Leslie Fulton of Ottawa, who has a curious mind, wonders how single shoes come to litter the streets of the city. She’s observed that there are all different types of shoes, and that it’s highly improbable that they’re simply work shoes slipping out the knapsacks of sneaker-wearing civil servants marching to and from work.

As I know an awful lot of things, I think I can help with this.

I cannot tell you just how many shoes I have lost to rage.

It happens all the time.

When something doesn’t go my way and I can feel the apoplexy start to radiate out of my eyes and fingers, then I always take off a shoe and whip it my target. Although this practice is relatively new to many North Americans, it’s been around for sometime. Remember Operation Iraqi Freedom? Remember how a bunch of guys took off their shoes and began slapping some fallen statue of Saddam Hussein with them? Remember later, when some guy took off his shoe and chucked it at George Bush?

Ever since the liberation of Iraq, we’ve been seeing more and more instances of shoe throwing on our shores, as it becomes a more common and accepted practice.

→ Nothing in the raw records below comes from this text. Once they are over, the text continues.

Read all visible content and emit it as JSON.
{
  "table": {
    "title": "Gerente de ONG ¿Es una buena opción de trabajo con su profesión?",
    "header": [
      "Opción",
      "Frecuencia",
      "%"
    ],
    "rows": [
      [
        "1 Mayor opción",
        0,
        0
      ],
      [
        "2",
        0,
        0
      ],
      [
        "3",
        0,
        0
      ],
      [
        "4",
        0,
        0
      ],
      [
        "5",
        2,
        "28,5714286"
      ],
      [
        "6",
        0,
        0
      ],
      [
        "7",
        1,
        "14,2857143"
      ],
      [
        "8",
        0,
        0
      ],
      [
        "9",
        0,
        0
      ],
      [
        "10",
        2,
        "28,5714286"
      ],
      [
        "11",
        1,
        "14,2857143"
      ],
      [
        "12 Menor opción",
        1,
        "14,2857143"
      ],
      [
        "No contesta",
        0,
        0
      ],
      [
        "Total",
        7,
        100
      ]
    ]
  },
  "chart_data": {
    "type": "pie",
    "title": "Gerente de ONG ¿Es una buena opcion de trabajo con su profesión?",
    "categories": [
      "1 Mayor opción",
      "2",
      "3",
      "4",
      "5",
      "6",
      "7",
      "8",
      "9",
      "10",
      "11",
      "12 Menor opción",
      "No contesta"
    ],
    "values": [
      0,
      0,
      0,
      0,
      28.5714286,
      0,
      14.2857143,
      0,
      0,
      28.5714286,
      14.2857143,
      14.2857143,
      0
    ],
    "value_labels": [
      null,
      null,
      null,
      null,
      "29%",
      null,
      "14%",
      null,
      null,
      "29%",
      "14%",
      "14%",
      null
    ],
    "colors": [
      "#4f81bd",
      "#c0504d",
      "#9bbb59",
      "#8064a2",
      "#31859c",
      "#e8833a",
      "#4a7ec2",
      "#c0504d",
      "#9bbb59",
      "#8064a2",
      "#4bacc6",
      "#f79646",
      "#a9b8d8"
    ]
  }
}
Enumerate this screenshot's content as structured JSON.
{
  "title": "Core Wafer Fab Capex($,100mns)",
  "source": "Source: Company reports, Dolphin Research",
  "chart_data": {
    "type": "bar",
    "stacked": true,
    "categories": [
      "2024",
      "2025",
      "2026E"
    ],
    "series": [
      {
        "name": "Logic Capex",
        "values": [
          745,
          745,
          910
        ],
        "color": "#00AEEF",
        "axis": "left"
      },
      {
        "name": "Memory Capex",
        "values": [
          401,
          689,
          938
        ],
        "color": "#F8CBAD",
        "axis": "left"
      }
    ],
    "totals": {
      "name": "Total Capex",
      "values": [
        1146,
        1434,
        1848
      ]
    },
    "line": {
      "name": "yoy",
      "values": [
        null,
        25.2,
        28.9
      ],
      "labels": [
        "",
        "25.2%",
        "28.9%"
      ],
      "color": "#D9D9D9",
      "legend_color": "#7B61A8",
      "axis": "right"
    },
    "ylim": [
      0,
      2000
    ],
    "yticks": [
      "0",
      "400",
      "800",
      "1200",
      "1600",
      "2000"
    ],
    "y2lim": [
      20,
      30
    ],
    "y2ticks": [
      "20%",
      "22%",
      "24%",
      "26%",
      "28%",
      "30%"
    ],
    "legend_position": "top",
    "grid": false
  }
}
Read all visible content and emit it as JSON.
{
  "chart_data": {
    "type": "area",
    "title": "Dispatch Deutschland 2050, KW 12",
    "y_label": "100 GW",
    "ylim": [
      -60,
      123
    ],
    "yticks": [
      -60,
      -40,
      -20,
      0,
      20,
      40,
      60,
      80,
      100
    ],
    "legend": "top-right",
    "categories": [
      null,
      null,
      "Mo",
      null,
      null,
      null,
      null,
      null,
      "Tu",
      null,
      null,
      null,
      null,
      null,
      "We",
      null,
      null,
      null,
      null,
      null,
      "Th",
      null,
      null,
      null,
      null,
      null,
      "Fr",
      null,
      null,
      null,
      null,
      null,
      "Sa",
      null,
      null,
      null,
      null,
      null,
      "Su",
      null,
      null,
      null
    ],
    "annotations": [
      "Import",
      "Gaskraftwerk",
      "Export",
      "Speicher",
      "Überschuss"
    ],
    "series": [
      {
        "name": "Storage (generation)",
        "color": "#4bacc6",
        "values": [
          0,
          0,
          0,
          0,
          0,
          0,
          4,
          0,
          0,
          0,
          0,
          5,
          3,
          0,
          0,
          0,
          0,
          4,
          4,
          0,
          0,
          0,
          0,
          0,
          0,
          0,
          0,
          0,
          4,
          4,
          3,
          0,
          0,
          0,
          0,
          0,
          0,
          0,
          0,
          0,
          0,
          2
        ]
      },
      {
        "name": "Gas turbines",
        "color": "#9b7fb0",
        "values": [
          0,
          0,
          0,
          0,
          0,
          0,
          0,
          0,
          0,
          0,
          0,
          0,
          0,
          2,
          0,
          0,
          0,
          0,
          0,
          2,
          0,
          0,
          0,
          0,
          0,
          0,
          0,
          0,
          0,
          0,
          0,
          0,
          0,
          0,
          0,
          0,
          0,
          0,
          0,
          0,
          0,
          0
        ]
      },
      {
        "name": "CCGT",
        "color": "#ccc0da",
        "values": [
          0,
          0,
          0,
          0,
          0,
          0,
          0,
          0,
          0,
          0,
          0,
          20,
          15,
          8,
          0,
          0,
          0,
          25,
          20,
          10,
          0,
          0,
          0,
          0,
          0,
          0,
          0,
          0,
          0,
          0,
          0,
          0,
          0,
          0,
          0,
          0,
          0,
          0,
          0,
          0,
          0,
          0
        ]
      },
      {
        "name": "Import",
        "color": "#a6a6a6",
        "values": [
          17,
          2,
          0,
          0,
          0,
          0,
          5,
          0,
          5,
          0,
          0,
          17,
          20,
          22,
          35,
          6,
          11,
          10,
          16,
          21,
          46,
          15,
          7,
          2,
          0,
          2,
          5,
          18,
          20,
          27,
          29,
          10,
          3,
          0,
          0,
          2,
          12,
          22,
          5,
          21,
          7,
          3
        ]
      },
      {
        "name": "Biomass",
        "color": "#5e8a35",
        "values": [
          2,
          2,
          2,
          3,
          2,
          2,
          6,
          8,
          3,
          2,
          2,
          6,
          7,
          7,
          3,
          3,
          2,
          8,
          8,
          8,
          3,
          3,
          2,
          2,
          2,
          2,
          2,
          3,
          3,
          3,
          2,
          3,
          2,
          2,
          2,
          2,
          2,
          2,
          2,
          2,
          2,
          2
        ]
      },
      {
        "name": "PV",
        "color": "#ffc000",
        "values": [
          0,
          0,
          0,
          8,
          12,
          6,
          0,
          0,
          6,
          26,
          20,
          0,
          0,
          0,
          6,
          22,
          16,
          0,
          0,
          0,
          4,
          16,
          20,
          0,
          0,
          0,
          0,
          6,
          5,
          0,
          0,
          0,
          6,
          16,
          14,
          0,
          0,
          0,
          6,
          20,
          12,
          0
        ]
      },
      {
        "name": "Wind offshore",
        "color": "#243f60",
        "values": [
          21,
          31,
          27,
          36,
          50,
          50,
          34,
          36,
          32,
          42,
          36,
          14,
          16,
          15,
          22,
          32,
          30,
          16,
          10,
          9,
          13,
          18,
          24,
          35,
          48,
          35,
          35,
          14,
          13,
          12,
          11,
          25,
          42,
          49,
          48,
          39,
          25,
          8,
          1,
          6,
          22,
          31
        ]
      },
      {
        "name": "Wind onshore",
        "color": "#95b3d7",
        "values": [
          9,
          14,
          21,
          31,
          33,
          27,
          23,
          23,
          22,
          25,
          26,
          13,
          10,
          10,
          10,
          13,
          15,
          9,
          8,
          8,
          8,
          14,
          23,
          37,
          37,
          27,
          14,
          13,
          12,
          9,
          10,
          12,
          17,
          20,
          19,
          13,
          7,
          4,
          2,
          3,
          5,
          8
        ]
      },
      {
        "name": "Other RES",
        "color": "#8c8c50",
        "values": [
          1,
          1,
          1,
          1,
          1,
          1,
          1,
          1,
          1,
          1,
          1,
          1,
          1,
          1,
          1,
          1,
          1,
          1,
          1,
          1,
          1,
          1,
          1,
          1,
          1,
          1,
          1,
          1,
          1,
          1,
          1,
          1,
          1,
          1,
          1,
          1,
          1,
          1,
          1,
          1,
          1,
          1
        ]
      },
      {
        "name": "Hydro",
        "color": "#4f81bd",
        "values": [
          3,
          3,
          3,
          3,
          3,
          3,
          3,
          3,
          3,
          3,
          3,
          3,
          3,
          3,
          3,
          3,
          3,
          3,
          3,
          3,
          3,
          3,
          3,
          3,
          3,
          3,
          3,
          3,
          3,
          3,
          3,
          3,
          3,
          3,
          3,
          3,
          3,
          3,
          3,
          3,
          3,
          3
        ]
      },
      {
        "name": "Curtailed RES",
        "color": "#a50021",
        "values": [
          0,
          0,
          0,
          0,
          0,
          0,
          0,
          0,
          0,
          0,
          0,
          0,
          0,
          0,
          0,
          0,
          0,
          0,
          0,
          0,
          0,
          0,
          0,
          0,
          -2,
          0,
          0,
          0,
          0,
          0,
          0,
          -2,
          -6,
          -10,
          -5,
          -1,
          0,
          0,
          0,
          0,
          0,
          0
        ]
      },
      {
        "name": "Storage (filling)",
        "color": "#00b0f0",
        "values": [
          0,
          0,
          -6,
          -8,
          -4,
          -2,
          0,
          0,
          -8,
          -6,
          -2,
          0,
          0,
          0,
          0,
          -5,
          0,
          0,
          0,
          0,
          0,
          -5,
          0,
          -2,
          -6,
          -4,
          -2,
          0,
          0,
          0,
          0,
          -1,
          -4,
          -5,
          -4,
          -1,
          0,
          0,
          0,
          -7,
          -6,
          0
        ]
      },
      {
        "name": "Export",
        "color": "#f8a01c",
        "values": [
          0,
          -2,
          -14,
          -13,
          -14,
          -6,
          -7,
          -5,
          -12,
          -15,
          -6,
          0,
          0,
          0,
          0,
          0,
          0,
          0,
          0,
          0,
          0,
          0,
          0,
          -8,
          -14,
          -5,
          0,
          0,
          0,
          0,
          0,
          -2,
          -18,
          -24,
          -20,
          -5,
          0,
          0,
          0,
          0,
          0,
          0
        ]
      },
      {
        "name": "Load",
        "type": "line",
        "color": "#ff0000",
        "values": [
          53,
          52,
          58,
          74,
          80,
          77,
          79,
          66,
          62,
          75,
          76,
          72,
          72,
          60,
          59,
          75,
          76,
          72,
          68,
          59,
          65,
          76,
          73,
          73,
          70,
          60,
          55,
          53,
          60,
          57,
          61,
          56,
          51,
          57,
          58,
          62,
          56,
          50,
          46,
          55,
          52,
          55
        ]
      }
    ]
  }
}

I will now share with you a few of my recent shoe throwing episodes.

1) While eating a hotdog on the corner of Bloor and Spadina, a particularly aggressive pigeon– one I had seen before– kept advancing on me. I threw my shoe at it. Unfortunately, I missed, hitting a passing cyclist, who attacked me with the shoe until she was restrained by the hotdog vendor. Sadly, while this was taking place, I lost my hotdog to the pigeon predator, but was able to salvage my shoe.

2) I was splashed by a motorist during a rainstorm on Queen Street, and in a rage took off my shoe and threw it at the car. Unfortunately, I was unable to reclaim my shoe, as the traffic was intense. Size 8 ½ white Converse hightop. Left foot.

3) I was at the Roger’s Center for a baseball game, and Vernon Wells struck out three times in a row, the last time with the bases loaded. From the six hundred level, I threw my shoe at him. The shoe was not in the Lost and Found, as I had hoped, and I was unable to get it back. Size 8 ½ black leather Ben Sherman model. VERY EXPENSIVE. Left foot.

4) After I rented the movie Knowing (starring Nick Cage), Rachelle, sitting in car outside of the store, began to make fun of my pick, as she always does. I threw a shoe at her, just to scare her. The shoe landed in the middle of Bloor Street. I was unable to reclaim the shoe. Size 8 ½ white Converse high top. Right foot.

* If any of these shoes are found in reasonable condition, I would very much appreciate it if you could return them to me.